The adoption of self-driving cars requires new legislation and the creation of detailed roadmaps. Data about on-road obstacles and nearby objects should be entered into the program in advance to save the self-driving car from inaccurate recognition of objects and road accidents. The team of MosgortransNIIproekt headed by Aleksandr Polyakov is already working on such a map in Moscow.
Ultrafast Hyperloop trains
On August 2, 2017, the team of Hyperloop One reported that they tested the XP-1 capsule, the future carriage of the ultrafast train, in near-vacuum conditions for the first time ever. According to the author Elon Musk, this new concept should become the "fifth mode of transportation" after trains, planes, cars, and ships. The second trial stage was assessed as successful.

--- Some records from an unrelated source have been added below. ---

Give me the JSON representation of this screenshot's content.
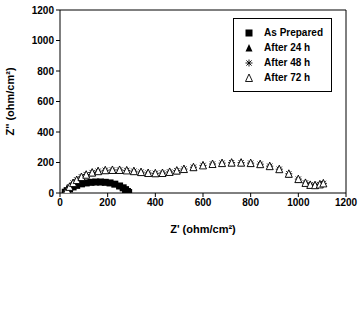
{
  "chart_data": {
    "type": "scatter",
    "x_label": "Z' (ohm/cm²)",
    "y_label": "Z'' (ohm/cm²)",
    "xlim": [
      0,
      1200
    ],
    "xticks": [
      0,
      200,
      400,
      600,
      800,
      1000,
      1200
    ],
    "ylim": [
      0,
      1200
    ],
    "yticks": [
      0,
      200,
      400,
      600,
      800,
      1000,
      1200
    ],
    "grid": false,
    "legend": "top right",
    "series": [
      {
        "name": "As Prepared",
        "color": "#000000",
        "marker": "square",
        "x": [
          22,
          30,
          40,
          55,
          70,
          90,
          110,
          130,
          150,
          170,
          190,
          210,
          230,
          250,
          265,
          275,
          283,
          288
        ],
        "values": [
          5,
          15,
          27,
          40,
          50,
          60,
          66,
          70,
          72,
          72,
          70,
          66,
          58,
          46,
          34,
          22,
          10,
          3
        ]
      },
      {
        "name": "After 24 h",
        "color": "#000000",
        "marker": "triangle",
        "x": [
          22,
          30,
          40,
          55,
          70,
          90,
          110,
          135,
          160,
          190,
          220,
          250,
          280,
          310,
          340,
          370,
          400,
          430,
          460,
          490,
          520,
          560,
          600,
          640,
          680,
          720,
          760,
          800,
          840,
          880,
          920,
          960,
          1000,
          1030,
          1050,
          1070,
          1090,
          1105
        ],
        "values": [
          5,
          20,
          40,
          65,
          85,
          105,
          120,
          133,
          142,
          148,
          150,
          150,
          147,
          142,
          136,
          130,
          128,
          130,
          137,
          146,
          156,
          168,
          180,
          189,
          195,
          198,
          198,
          195,
          188,
          175,
          155,
          125,
          90,
          65,
          52,
          50,
          55,
          62
        ]
      },
      {
        "name": "After 48 h",
        "color": "#000000",
        "marker": "asterisk",
        "x": [
          22,
          30,
          40,
          55,
          70,
          90,
          110,
          135,
          160,
          190,
          220,
          250,
          280,
          310,
          340,
          370,
          400,
          430,
          460,
          490,
          520,
          560,
          600,
          640,
          680,
          720,
          760,
          800,
          840,
          880,
          920,
          960,
          1000,
          1030,
          1050,
          1070,
          1090,
          1105
        ],
        "values": [
          6,
          21,
          41,
          66,
          86,
          106,
          121,
          134,
          143,
          149,
          151,
          151,
          148,
          143,
          137,
          131,
          129,
          131,
          138,
          147,
          157,
          169,
          181,
          190,
          196,
          199,
          199,
          196,
          189,
          176,
          156,
          126,
          91,
          66,
          53,
          51,
          56,
          63
        ]
      },
      {
        "name": "After 72 h",
        "color": "#000000",
        "marker": "triangle_open",
        "x": [
          22,
          30,
          40,
          55,
          70,
          90,
          110,
          135,
          160,
          190,
          220,
          250,
          280,
          310,
          340,
          370,
          400,
          430,
          460,
          490,
          520,
          560,
          600,
          640,
          680,
          720,
          760,
          800,
          840,
          880,
          920,
          960,
          1000,
          1030,
          1050,
          1070,
          1090,
          1105
        ],
        "values": [
          5,
          20,
          40,
          65,
          85,
          105,
          120,
          134,
          143,
          149,
          151,
          151,
          148,
          143,
          137,
          131,
          129,
          131,
          138,
          147,
          157,
          169,
          181,
          190,
          196,
          199,
          199,
          196,
          189,
          176,
          156,
          126,
          91,
          66,
          53,
          51,
          56,
          63
        ]
      }
    ]
  }
}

As for the construction, Hyperloop is a kind of aboveground vacuum pipeline, where capsules travel carrying passengers. They will move with the speed of 480-1220 km/h, i.e. up to ten times faster than the other ground transport.

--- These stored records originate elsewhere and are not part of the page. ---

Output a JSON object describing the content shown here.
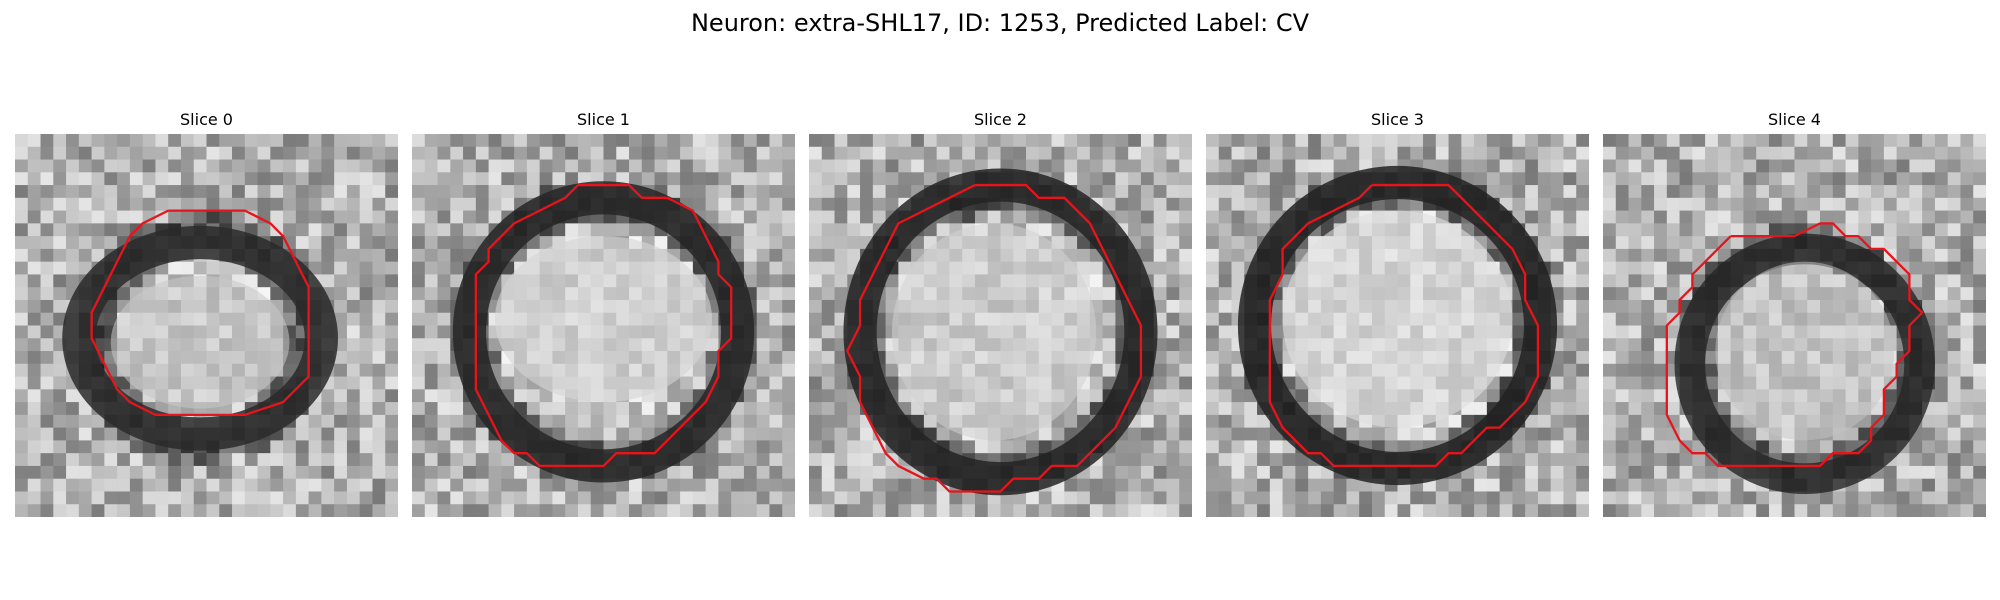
{
  "title": "Neuron: extra-SHL17, ID: 1253, Predicted Label: CV",
  "panels": [
    {
      "label": "Slice 0"
    },
    {
      "label": "Slice 1"
    },
    {
      "label": "Slice 2"
    },
    {
      "label": "Slice 3"
    },
    {
      "label": "Slice 4"
    }
  ],
  "colors": {
    "contour": "#e8141b",
    "background": "#ffffff"
  }
}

If the project is realized, vacuum trains will come to Russia someday. Currently, the most probable scenario is the construction of the line between Húnchūn (China) and Port of Zarubino (the Primorye Territory) with the length of 65 km.
It is impossible to build such a line without governmental support, but Russia has a positive attitude to the idea. In January of 2017, the Russian Ministry of Transport announced the establishment of the workgroup responsible for the development of Hyperloop technology in Russia. Moreover, several big investors in our country financed the project.

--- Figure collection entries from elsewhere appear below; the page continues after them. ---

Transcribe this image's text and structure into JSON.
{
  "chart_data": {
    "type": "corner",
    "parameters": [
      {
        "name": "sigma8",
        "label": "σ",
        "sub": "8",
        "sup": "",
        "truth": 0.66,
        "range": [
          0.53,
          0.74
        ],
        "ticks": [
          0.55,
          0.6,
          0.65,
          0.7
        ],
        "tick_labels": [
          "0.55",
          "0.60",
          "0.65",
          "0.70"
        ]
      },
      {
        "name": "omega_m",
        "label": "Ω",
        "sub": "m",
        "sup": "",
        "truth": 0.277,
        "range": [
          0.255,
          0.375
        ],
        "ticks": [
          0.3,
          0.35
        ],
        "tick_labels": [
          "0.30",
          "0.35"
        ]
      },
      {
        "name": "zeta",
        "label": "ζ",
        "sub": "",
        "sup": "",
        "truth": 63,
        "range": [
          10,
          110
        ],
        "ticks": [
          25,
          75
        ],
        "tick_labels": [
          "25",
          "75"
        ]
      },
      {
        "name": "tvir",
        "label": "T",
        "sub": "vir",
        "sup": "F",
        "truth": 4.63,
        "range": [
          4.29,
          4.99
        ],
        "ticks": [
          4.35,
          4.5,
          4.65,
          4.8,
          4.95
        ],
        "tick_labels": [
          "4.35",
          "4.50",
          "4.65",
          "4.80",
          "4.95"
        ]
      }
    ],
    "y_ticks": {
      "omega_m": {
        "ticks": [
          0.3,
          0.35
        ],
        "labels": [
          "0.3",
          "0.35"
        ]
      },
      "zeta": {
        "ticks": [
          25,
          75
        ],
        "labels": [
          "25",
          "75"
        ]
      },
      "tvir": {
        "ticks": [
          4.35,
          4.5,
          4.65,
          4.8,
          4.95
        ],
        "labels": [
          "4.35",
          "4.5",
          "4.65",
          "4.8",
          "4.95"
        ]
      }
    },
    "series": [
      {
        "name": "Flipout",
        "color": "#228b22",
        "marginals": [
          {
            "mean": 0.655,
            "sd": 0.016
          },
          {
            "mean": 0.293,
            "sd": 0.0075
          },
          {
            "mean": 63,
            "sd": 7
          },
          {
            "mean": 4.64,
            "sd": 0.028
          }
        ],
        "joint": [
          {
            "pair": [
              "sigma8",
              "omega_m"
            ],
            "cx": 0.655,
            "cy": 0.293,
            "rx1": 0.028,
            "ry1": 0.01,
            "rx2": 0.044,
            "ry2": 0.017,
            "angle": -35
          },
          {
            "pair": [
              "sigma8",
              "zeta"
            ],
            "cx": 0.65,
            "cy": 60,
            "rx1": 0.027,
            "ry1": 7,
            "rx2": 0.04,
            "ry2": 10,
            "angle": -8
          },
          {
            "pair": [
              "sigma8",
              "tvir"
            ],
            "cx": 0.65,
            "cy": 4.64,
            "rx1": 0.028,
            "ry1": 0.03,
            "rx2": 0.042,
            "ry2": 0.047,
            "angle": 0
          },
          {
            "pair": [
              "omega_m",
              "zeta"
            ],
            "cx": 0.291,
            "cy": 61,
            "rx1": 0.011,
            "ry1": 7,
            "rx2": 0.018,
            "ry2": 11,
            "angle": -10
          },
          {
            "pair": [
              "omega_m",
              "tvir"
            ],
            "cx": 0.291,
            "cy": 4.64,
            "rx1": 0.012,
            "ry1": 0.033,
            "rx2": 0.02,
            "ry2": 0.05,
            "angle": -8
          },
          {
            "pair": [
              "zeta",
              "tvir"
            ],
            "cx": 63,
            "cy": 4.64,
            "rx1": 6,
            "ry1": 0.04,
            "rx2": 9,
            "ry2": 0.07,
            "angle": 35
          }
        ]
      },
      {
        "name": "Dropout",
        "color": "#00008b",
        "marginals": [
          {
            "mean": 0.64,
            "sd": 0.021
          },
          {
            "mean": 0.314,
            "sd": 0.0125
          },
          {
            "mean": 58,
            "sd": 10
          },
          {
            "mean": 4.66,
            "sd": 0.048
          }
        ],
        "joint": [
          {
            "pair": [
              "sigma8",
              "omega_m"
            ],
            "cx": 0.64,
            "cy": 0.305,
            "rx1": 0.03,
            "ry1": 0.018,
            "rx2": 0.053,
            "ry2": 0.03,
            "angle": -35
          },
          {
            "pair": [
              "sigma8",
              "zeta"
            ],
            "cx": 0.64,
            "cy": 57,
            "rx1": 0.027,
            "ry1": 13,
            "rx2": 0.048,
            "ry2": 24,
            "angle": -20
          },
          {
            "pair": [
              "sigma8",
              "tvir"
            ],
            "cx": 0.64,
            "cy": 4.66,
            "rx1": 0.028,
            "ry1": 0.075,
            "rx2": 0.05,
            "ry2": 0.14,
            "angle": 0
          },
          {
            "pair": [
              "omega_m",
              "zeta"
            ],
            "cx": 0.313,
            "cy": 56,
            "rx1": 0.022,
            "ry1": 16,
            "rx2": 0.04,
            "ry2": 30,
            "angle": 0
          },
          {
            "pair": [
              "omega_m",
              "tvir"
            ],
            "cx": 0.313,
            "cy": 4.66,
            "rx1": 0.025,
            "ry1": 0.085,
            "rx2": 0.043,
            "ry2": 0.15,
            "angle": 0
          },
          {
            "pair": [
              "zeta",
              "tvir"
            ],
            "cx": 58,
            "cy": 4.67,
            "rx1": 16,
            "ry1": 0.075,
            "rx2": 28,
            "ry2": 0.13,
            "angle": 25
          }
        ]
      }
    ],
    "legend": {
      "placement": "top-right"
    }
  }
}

Is it possible to design a car that does not require fueling? Engineers work on it all over the world, and today the most popular concept is a vehicle based on solar batteries. Honda and independent inventors have already offered functional models.
Peter the Great St. Petersburg Polytechnic University works on the project of the first solar car in Russia. The project’s working title is SOL. The vehicle will be able to reach the speed of 150 km/h and its weight will not exceed 200 kg.
Many engineers have been trying to solve the problem of traffic jams by creating several traffic levels. However, the most unusual concept was offered by Dakhir Semenov, an entrepreneur of Russian origin, founder of Dakhir Insaat engineering company (Turkey). He designed the project of a gyro car – a train that glides along the rail over the highway.
Dakhir Insaat gyro cars are equipped with gyro sensors that maintain the balance thanks to the flywheel. Therefore, a gyro car can move along the rail, which rises only 2cm above the road, while the saloon is positioned at an altitude of several meters. That is a nice idea for a big city – a large vehicle that occupies only the traffic line.
Dakhir Insaat conducts negotiations with Qatar and Dubai concerning the pilot project. If it turns out to be successful, gyro trains are likely to appear in Russia.